Developing a common set of tools and resources for assessing utilization of healthcare resources, as well as other relevant measures such as criminal activity [35], will promote comparability of economic analysis results across studies, consistent with the recommendations of the Second Panel on Cost-Effectiveness in Health and Medicine, as well as standard methods in conducting cost-benefit analyses [4, 23, 36]. Data harmonization improves the accessibility and compatibility of data across independent studies, facilitating secondary data analyses to help answer previously unadressed or insufficiently addressed research questions regarding the most effective and cost-effective treatment paths for persons with SUDs. Robust estimates of the relative economic benefits and costs of SUD treatments and interventions helps inform the decisions of policymakers and other stakeholders tasked with balancing effectiveness and expenses as it pertains to improving the well-being of their respective populations, including persons with SUDs.
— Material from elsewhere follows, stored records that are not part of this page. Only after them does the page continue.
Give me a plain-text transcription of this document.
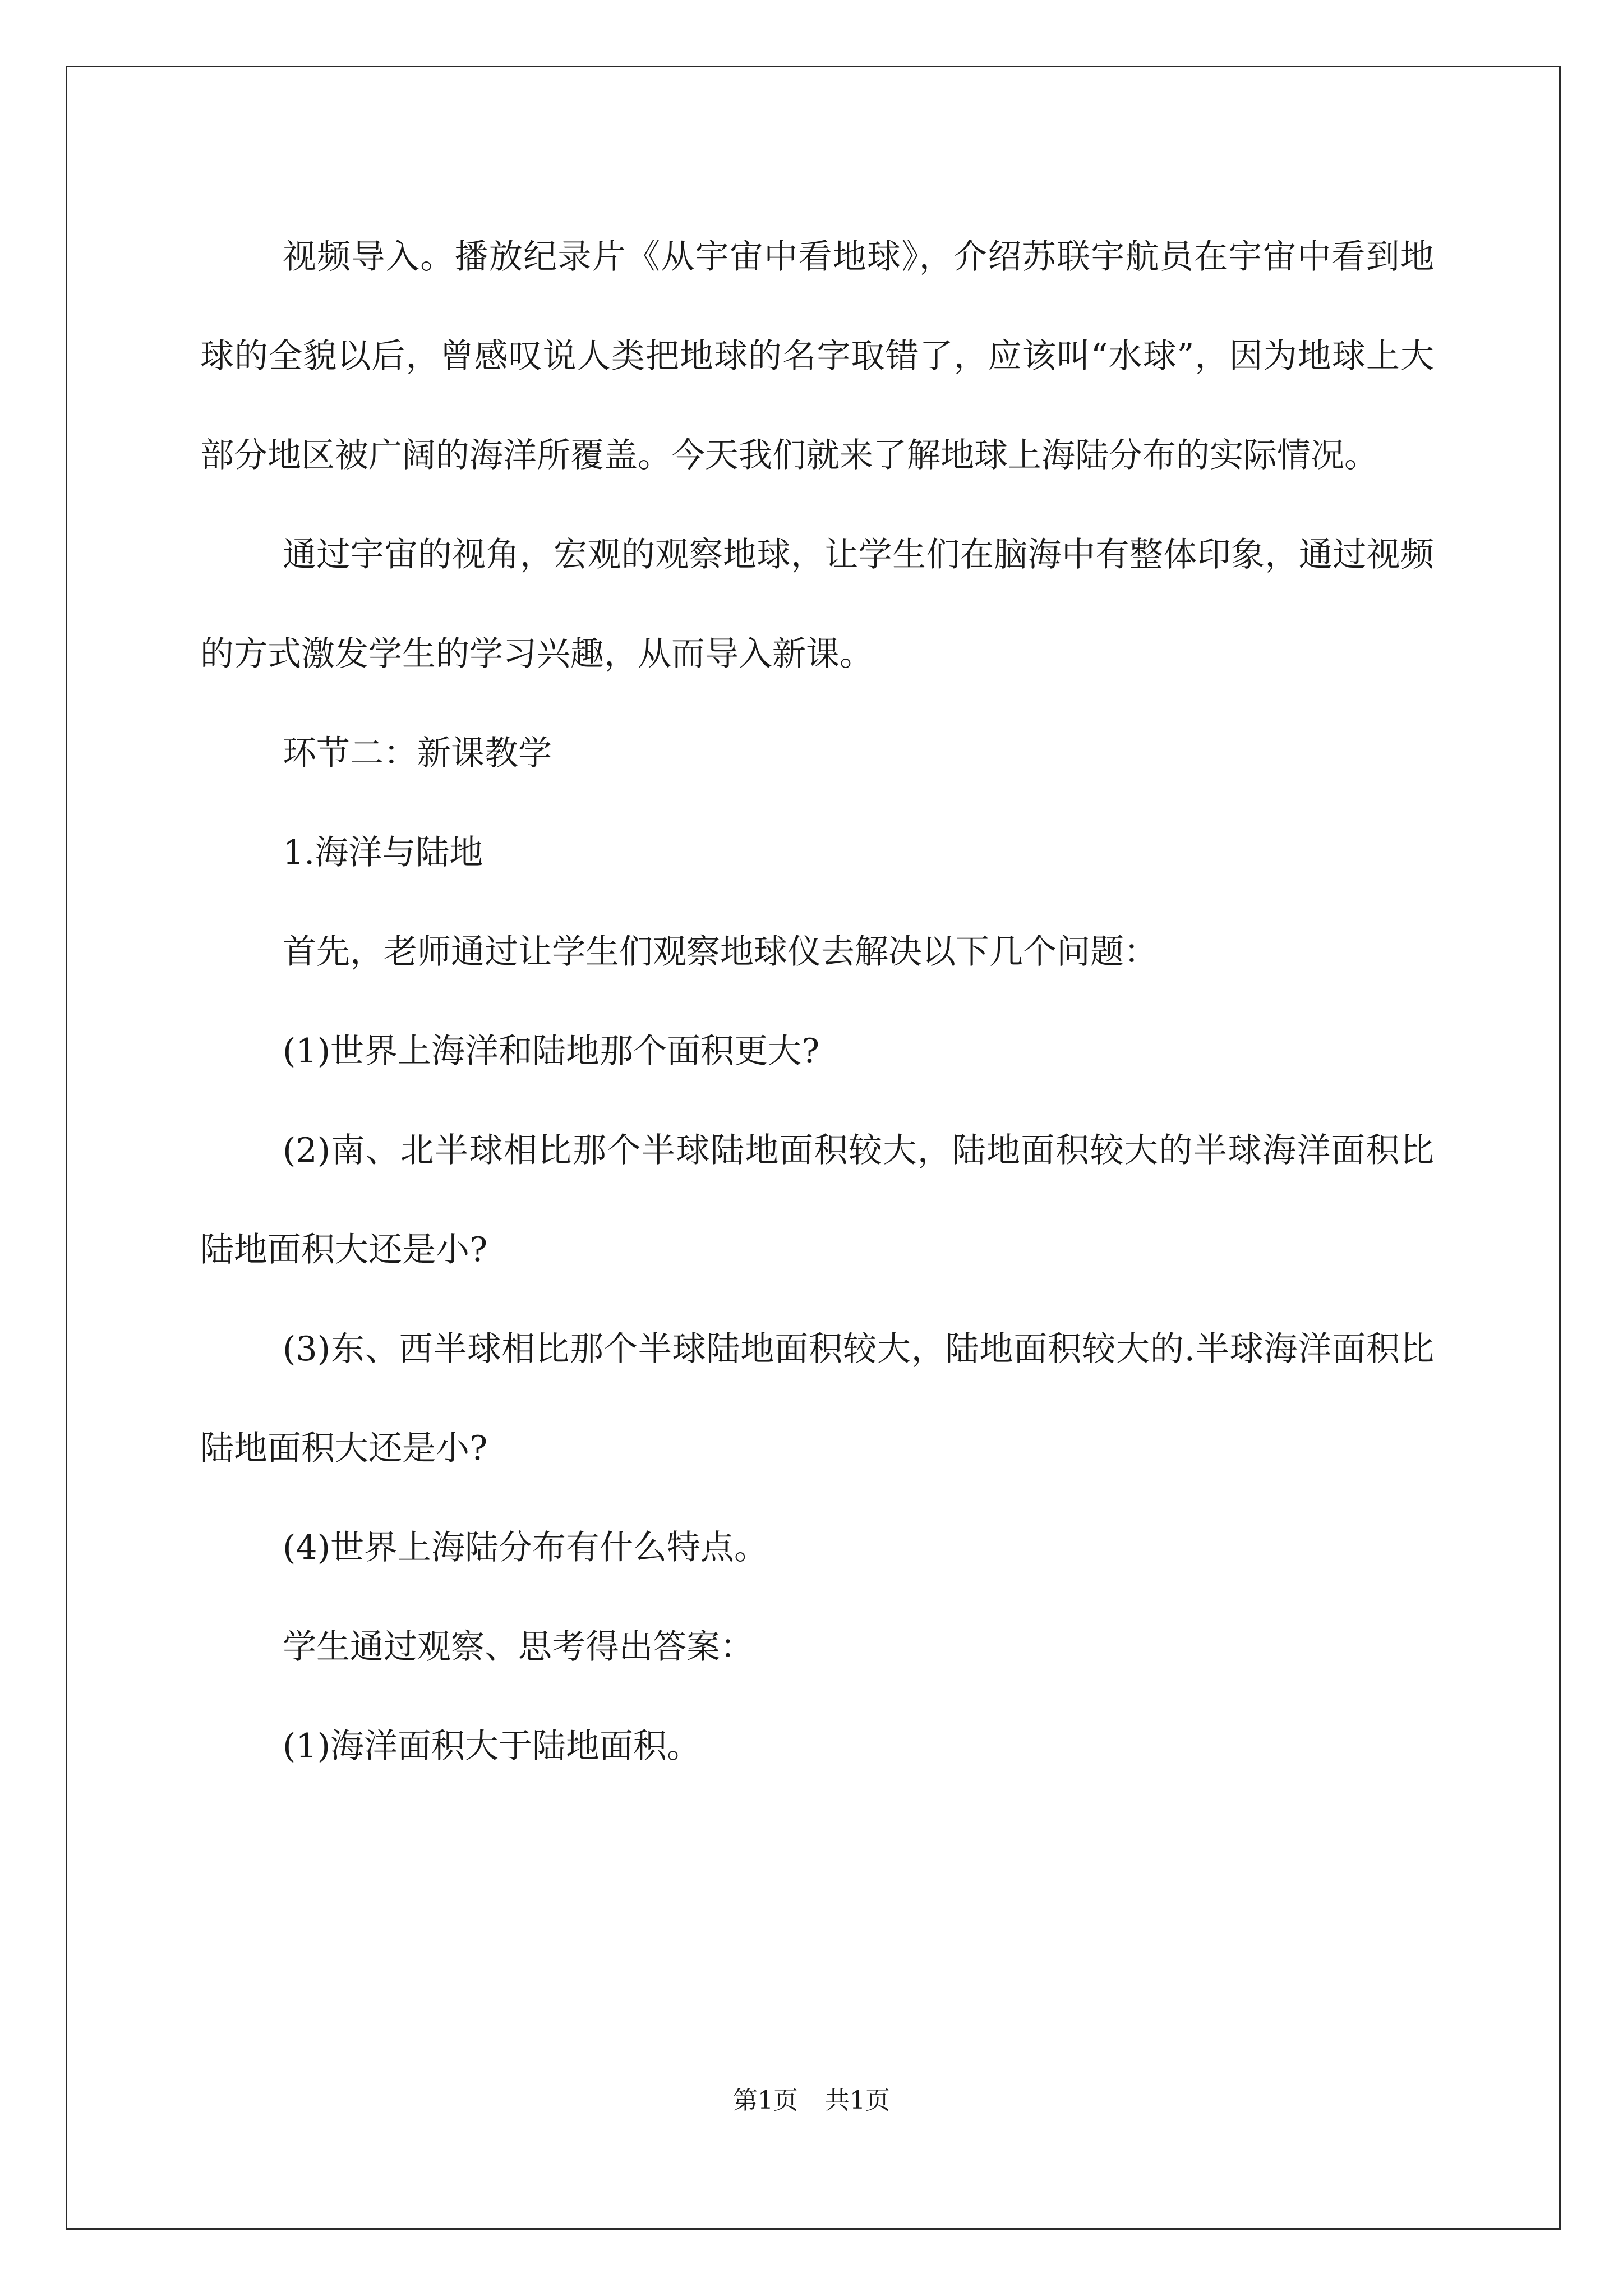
视频导入。播放纪录片《从宇宙中看地球》，介绍苏联宇航员在宇宙中看到地球的全貌以后，曾感叹说人类把地球的名字取错了，应该叫“水球”，因为地球上大部分地区被广阔的海洋所覆盖。今天我们就来了解地球上海陆分布的实际情况。

通过宇宙的视角，宏观的观察地球，让学生们在脑海中有整体印象，通过视频的方式激发学生的学习兴趣，从而导入新课。

环节二：新课教学

1.海洋与陆地

首先，老师通过让学生们观察地球仪去解决以下几个问题：

(1)世界上海洋和陆地那个面积更大?

(2)南、北半球相比那个半球陆地面积较大，陆地面积较大的半球海洋面积比陆地面积大还是小?

(3)东、西半球相比那个半球陆地面积较大，陆地面积较大的.半球海洋面积比陆地面积大还是小?

(4)世界上海陆分布有什么特点。

学生通过观察、思考得出答案：

(1)海洋面积大于陆地面积。

第1页 共1页
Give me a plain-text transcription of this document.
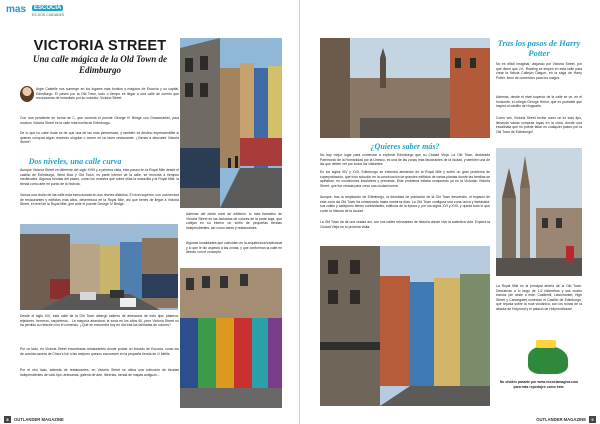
mas	ESCOCIA
ES DOS CIUDADES
VICTORIA STREET
Una calle mágica de la Old Town de Edimburgo

Argie Castelle nos sumerge en los lugares más bonitos y mágicos de Escocia y su capital, Edimburgo. El paseo por la Old Town, todo o tiempo es llegar a una calle de cuento que reconocerás de inmediato por su colorido: Victoria Street.

Con una pendiente en forma de C, que conecta el puente George IV Bridge con Grassmarket, para muchos Victoria Street es la calle más bonita de Edimburgo.

De lo que no cabe duda es de que una de las más pintorescas, y también es destino imprescindible si quieres comprar algún recuerdo singular o comer en un buen restaurante. ¿Vienes a descubrir Victoria Street?

Dos niveles, una calle curva

Aunque Victoria Street es diferente del siglo XVIII y a primera vista, este paseo en la Royal Mile desde el castillo de Edimburgo, West Bow y Old Town, es parte interior de la calle, se remonta a tiempos medievales. Algunos tiendas del paseo, como los muestra que sobre ellas la maravilla y la Royal Mile, la tienda como arte en punto de la historia.

Vamos una visión de las calle está estructurada en dos niveles distintos. El nivel superior, con una terraza de restaurantes y edificios más altos, desemboca en la Royal Mile, así que tienes de llegar a Victoria Street, el nivel de la Royal Mile, gire ante el puente George IV Bridge.

Además del doble nivel de edificios, lo más llamativo de Victoria Street es las fachadas de colores de la parte baja, que cobijan en su interior un sinfín de pequeñas tiendas independientes, así como bares y restaurantes.

Algunas tonalidades que coinciden en la arquitectura tradicional y lo que le dio aspecto a las zonas, y que conforman la calle en directo con el concepto.

Desde el siglo XIX, esta calle de la Old Town albergó talleres de artesanos de todo tipo: plateros, tejedores, herreros, carpinteros... La mayoría abandonó la zona en los años 60, pero Victoria Street no ha perdido su relación con el comercio. ¿Qué se encuentra hoy en día tras las fachadas de colores?

Por un lado, en Victoria Street encontrarás restaurantes donde probar un bocado de Escocia, como los de comida casera de Chico's Ice o las mejores quesos escoceses en la pequeña tienda de IJ Mellis.

Por el otro lado, además de restaurantes, en Victoria Street se ubica una colección de tiendas independientes de todo tipo: artesanas, galería de arte, librerías, tienda de mapas antiguos...

8	OUTLANDER MAGAZINE
Tras los pasos de Harry Potter

No es difícil imaginar, viajando por Victoria Street, por qué dicen que J.K. Rowling se inspiró en esta calle para crear la ficticia Callejón Diagon, en la saga de Harry Potter, lleno de comercios para los magos.

Además, desde el nivel superior de la calle se ve, en el horizonte, el colegio George Heriot, que es probable que inspiró al castillo de Hogwarts.

Como ves, Victoria Street recibe como un lío todo tipo, llenando varias compras tuyas en la cima, donde una escalinata que no puede faltar en cualquier paseo por la Old Town de Edimburgo!

¿Quieres saber más?

No hay mejor lugar para comenzar a explorar Edimburgo que su Ciudad Vieja. La Old Town, declarada Patrimonio de la Humanidad por la Unesco, es una de las zonas más fascinantes de la ciudad, y también una de las que deben ver por todos los visitantes.

En los siglos XIV y XVII, Edimburgo se extendía alrededor de la Royal Mile y sufrió un gran problema de superpoblación, que tuvo solución en la construcción de grandes edificios de varias plantas donde las familias se apiñaban, en condiciones insalubres y precarias. Este problema estaba compuesto ya en la Victorian Victoria Street, que fue creada para crear una ciudad nueva.

Aunque, tras la ampliación de Edimburgo, la densidad de población de la Old Town descendió, el espacio de esta zona da Old Town ha conservado hasta nuestros días. La Old Town configura una zona única y fantástica, sus calles y callejones tienen curiosidades, edificios de la época y, por los siglos XVI y XVII, y queda todo lo que contó la historia de la ciudad.

La Old Town da de una ciudad así, con sus calles rebosantes de historia donde vivir la auténtica vida. Explora la Ciudad Vieja en tu próxima visita.

La Royal Mile es la principal arteria de la Old Town. Desciende a lo largo de 1,6 kilómetros y sus cuatro tramos (de oeste a este: Castlehill, Lawnmarket, High Street y Canongate) conectan el Castillo de Edimburgo, que reposa sobre la roca volcánica, con los ruinas de la abadía de Holyrood y el palacio de Holyroodhouse.

No olvides pasarte por www.escociamagica.com para más reportajes como éste.

OUTLANDER MAGAZINE	9
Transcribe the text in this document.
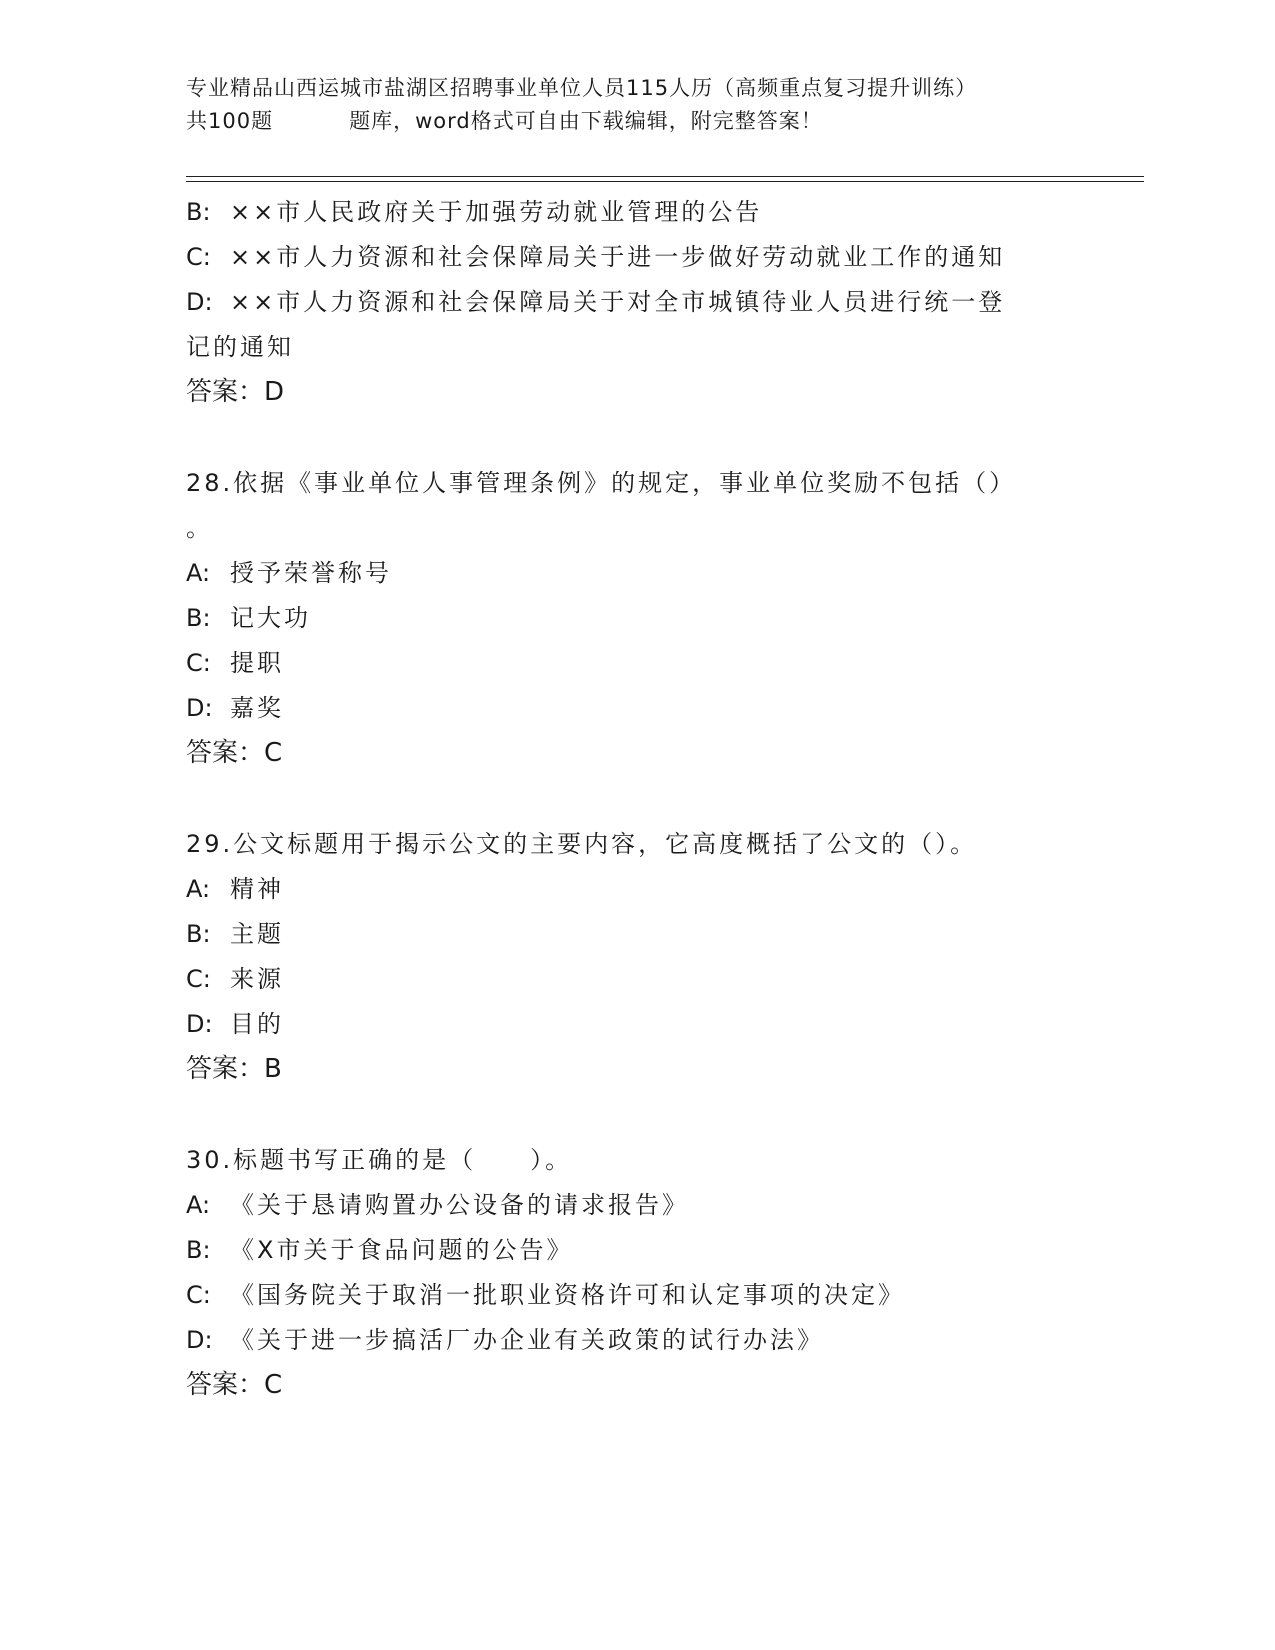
专业精品山西运城市盐湖区招聘事业单位人员115人历（高频重点复习提升训练）
共100题	题库，word格式可自由下载编辑，附完整答案！
B: ××市人民政府关于加强劳动就业管理的公告
C: ××市人力资源和社会保障局关于进一步做好劳动就业工作的通知
D: ××市人力资源和社会保障局关于对全市城镇待业人员进行统一登
记的通知
答案：D
28.依据《事业单位人事管理条例》的规定，事业单位奖励不包括（）
。
A: 授予荣誉称号
B: 记大功
C: 提职
D: 嘉奖
答案：C
29.公文标题用于揭示公文的主要内容，它高度概括了公文的（）。
A: 精神
B: 主题
C: 来源
D: 目的
答案：B
30.标题书写正确的是（　　）。
A: 《关于恳请购置办公设备的请求报告》
B: 《X市关于食品问题的公告》
C: 《国务院关于取消一批职业资格许可和认定事项的决定》
D: 《关于进一步搞活厂办企业有关政策的试行办法》
答案：C
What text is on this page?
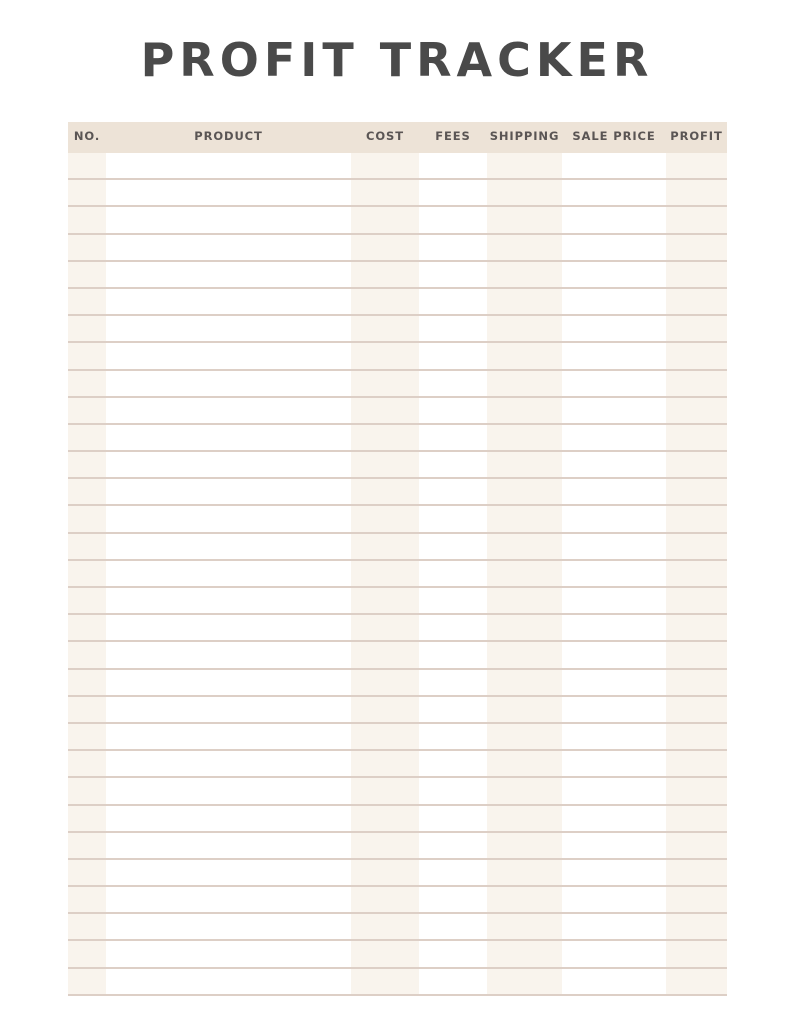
PROFIT TRACKER
NO.	PRODUCT	COST	FEES	SHIPPING	SALE PRICE	PROFIT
Future studies should examine the implications in different health system contexts, including low and middle-income countries.

Conclusion

Harmonizing and standardizing data measures allows for more accurate comparisons of outcomes across studies, as well as cross-study analyses. We recommend using single question measures representing units of service with specific recall periods in order to minimize missingness and generate responses that can be enumerated using standard MCFs consistent with current cost-effectiveness and cost-benefit analysis guidelines. These results can be used in cost-effectiveness and cost-benefit analyses to estimate the relative economic value of reducing healthcare resource utilization through effective interventions. Identifying the downstream economic impact of one SUD treatment or prevention strategy relative to another greatly enhances the ability of stakeholders to invest scarce resources in a manner that will allow them to reach the greatest number of those in need.